Time-to-receipt is the median time from a problem raised through the tools to a visible outcome: a change shipped, a decision recorded, or a clear no with the reason. It measures the organization's behavior — how fast listening turns into an answer.
What it reads
- ●Problems raised through sanctioned channels, with timestamps
- ●Outcome links: the change, the recorded decision, or the reasoned no
- ●The share of raised problems that ever received an outcome (the receipt rate)
How it’s computed
Collect the window's raised problems, keep the ones that received a visible outcome, and take the median of raise-to-outcome durations. Publish the receipt rate beside it — a fast median over a tiny answered fraction is worse, and the pairing shows it.

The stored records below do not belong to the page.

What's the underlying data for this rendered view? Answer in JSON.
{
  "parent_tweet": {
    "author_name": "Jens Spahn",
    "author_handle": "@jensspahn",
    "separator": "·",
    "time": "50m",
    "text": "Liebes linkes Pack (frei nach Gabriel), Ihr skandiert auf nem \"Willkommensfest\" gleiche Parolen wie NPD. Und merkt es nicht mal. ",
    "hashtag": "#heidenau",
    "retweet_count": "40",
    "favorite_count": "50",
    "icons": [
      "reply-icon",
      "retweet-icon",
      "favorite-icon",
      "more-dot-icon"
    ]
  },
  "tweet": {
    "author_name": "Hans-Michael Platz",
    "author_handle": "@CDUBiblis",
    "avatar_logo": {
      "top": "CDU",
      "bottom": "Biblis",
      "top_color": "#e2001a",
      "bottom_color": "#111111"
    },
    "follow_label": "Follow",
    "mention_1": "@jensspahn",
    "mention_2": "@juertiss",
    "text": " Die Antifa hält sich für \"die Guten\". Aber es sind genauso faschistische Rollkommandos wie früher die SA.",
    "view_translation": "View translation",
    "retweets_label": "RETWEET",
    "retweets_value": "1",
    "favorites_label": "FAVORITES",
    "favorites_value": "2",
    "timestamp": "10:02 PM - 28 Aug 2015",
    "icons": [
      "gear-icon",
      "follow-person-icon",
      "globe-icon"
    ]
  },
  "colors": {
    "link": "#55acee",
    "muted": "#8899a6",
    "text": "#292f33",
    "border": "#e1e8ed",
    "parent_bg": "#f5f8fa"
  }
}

const raised = frictions({ org, window }); // raised in the tools
const answered = raised.filter(f => f.outcome); // change | decision |
// a clear, reasoned no
const timeToReceipt = median(
answered.map(f => days(f.outcome.at - f.raisedAt))
);
const receiptRate = answered.length / raised.length; // its honesty check
How to read it
- →Read the median and the receipt rate together. Fast answers to ten percent of problems is a worse state than slower answers to ninety.
- →A reasoned no counts as a receipt on purpose: a clear no is an answer; silence is what teaches people to stop raising things.
How it gets misused
- ✕Filtering which problems “count” inflates the metric and everyone knows it — the inclusion rule must be public inside the org.
- ✕Time-to-receipt measures the organization. Turned around on the people who raise problems, it measures the wrong side of the conversation.